The next time a terrorist cooks up an idea to crash an airliner into the local nuclear waste pool you'll be able to thank the glad-handed bureaucrats in Washington for giving them the opportunity.

Today states like Illinois and Pennsylvania are leaders with 8,000 and 5,000 metric tons of waste - and no where to put it.

Which brings us back to Fukushima.

As I wrote in "US Nukes and Geological Faults" there's plenty to be concerned about here in the US. Many reactors are near faults and the issue of stored waste further compounds this however because not only is the reactor itself endangered by the fault but also the stored waste.

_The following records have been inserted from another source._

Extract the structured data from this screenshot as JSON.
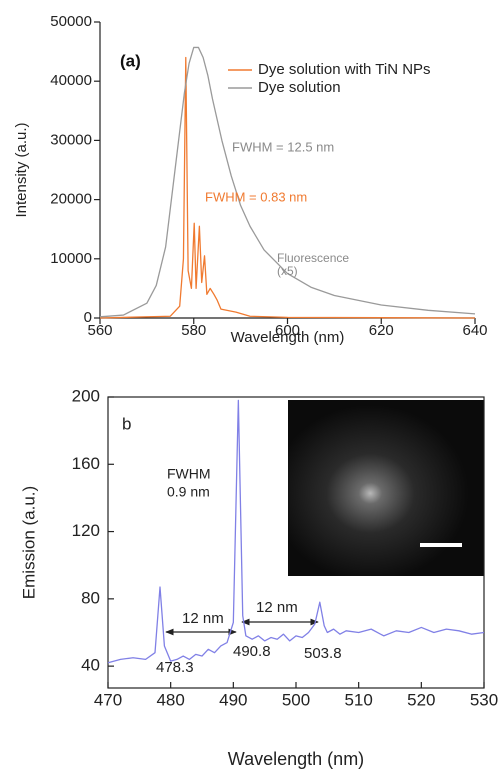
{
  "chart_data": [
    {
      "type": "line",
      "xlabel": "Wavelength (nm)",
      "ylabel": "Intensity (a.u.)",
      "xlim": [
        560,
        640
      ],
      "xticks": [
        560,
        580,
        600,
        620,
        640
      ],
      "ylim": [
        0,
        50000
      ],
      "yticks": [
        0,
        10000,
        20000,
        30000,
        40000,
        50000
      ],
      "series": [
        {
          "name": "Dye solution with TiN NPs",
          "color": "#f07a30",
          "x": [
            560,
            575,
            577,
            577.8,
            578.3,
            578.8,
            579.5,
            580.1,
            580.5,
            581.2,
            581.7,
            582.3,
            582.8,
            583.5,
            584.3,
            585,
            585.8,
            587,
            589,
            592,
            600,
            640
          ],
          "values": [
            0,
            300,
            2000,
            10000,
            44000,
            8000,
            5000,
            16000,
            5000,
            15500,
            6000,
            10500,
            4000,
            5000,
            4000,
            3000,
            1500,
            1300,
            1000,
            300,
            100,
            0
          ]
        },
        {
          "name": "Dye solution",
          "color": "#9a9a9a",
          "x": [
            560,
            565,
            570,
            572,
            574,
            576,
            578,
            579,
            580,
            581,
            582,
            583,
            584,
            586,
            588,
            590,
            592,
            595,
            600,
            605,
            610,
            620,
            630,
            640
          ],
          "values": [
            200,
            500,
            2500,
            5500,
            12000,
            25000,
            38000,
            43000,
            45700,
            45700,
            44000,
            41000,
            37000,
            30000,
            24000,
            19000,
            15500,
            11500,
            7500,
            5200,
            3800,
            2200,
            1300,
            700
          ]
        }
      ],
      "annotations": [
        "(a)",
        "FWHM = 12.5 nm",
        "FWHM = 0.83 nm",
        "Fluorescence",
        "(x5)"
      ]
    },
    {
      "type": "line",
      "xlabel": "Wavelength (nm)",
      "ylabel": "Emission (a.u.)",
      "xlim": [
        470,
        530
      ],
      "xticks": [
        470,
        480,
        490,
        500,
        510,
        520,
        530
      ],
      "ylim": [
        27,
        200
      ],
      "yticks": [
        40,
        80,
        120,
        160,
        200
      ],
      "series": [
        {
          "color": "#8080e6",
          "x": [
            470,
            472,
            474,
            476,
            477.5,
            478.3,
            479,
            480,
            481,
            482,
            483,
            484,
            485,
            486,
            487,
            488,
            489,
            490,
            490.8,
            491.5,
            492,
            493,
            494,
            495,
            496,
            497,
            498,
            499,
            500,
            501,
            502,
            503,
            503.8,
            504.5,
            505,
            506,
            507,
            508,
            510,
            512,
            514,
            516,
            518,
            520,
            522,
            524,
            526,
            528,
            530
          ],
          "values": [
            42,
            44,
            45,
            44,
            48,
            87,
            52,
            43,
            44,
            46,
            44,
            47,
            46,
            50,
            48,
            52,
            54,
            66,
            198,
            70,
            58,
            56,
            58,
            55,
            57,
            56,
            59,
            55,
            58,
            57,
            60,
            65,
            78,
            64,
            60,
            62,
            59,
            61,
            60,
            62,
            58,
            61,
            60,
            63,
            60,
            62,
            61,
            59,
            60
          ]
        }
      ],
      "annotations": [
        "b",
        "FWHM",
        "0.9 nm",
        "12 nm",
        "12 nm",
        "478.3",
        "490.8",
        "503.8"
      ]
    }
  ]
}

And since the waste is radioactive - often at very high levels - no one is going to clean it all up with just a mop and broom.

Now the mess in Fukushima as had a number of unpleasant consequences - recent discoveries of cesium in beef and things like that (see this NY Times article).

Sadly in the US the need for use of monies in the "general (slush) fund" outweighs safety concerns.

Quite honestly I think its abhorrent that government officials, who, by the way, must take an oath of office, can affect transfers of billions of dollars of funds from necessary purposes to who knows what.  And sadly, it unlikely we will ever even know the names of those responsible much less where the money went.  The utilities involved are suing but that will no doubt take years and, with government's interests in the case merely one of removing money from other "funds" to pay this problem in the end the only losers will be the US citizens.

Had a similar shell game occurred at a private company, say like Enron, the there would be a very large hew and cry - arrests, trials, jail time.

Not so with well meaning bureaucrats - surely leaving the country full of tens of thousands of tons of nuclear waste was not as important as whatever they were doing at the time.